Erstattet werden 100 Prozent der Kosten bis 100 Euro täglich.
Für wie viele Tage im Jahr wird gezahlt?
Grundsätzlich bis zu 30 Tage im Kalenderjahr. Ist die besondere Voraussetzung erfüllt – etwa wenn im Haushalt ein Kind lebt, das bei Beginn der Haushaltshilfe noch nicht 12 Jahre alt oder behindert und auf Hilfe angewiesen ist – sind es bis zu 180 Tage im Kalenderjahr.
In welchen Situationen wird die Haushaltshilfe erstattet?
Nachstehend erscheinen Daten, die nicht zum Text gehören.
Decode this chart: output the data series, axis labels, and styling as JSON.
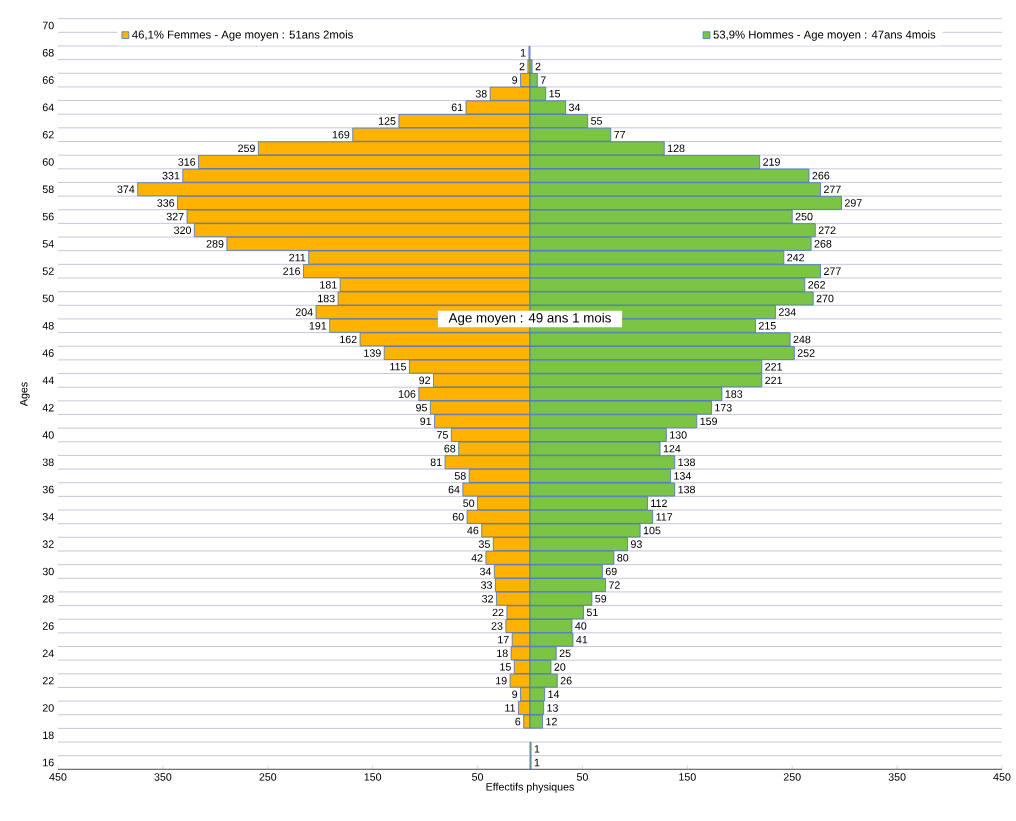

Bei Krankenhaus-Aufenthalt, medizinischer Reha (auch Anschluss-Heilbehandlung), Kur-Behandlung (auch Kuren für Mütter und Väter), häuslicher Kranken-Pflege, schwerer Krankheit und akuter Verschlimmerung einer Krankheit sowie wegen Schwangerschaft oder Entbindung – jeweils wenn keine andere Person im selben Haushalt diesen weiterführen kann.
Können Angehörige als Haushaltshilfe abgerechnet werden?
Nein. In allen Fällen sind verwandte oder verschwägerte Angehörige bis zum zweiten Grad keine Haushaltshilfe.
Welche Nachweise werden benötigt?
In allen Fällen wird eine Bestätigung des Arztes benötigt, dass es Ihnen aus den genannten Gründen nicht möglich ist, Ihren Haushalt weiterzuführen.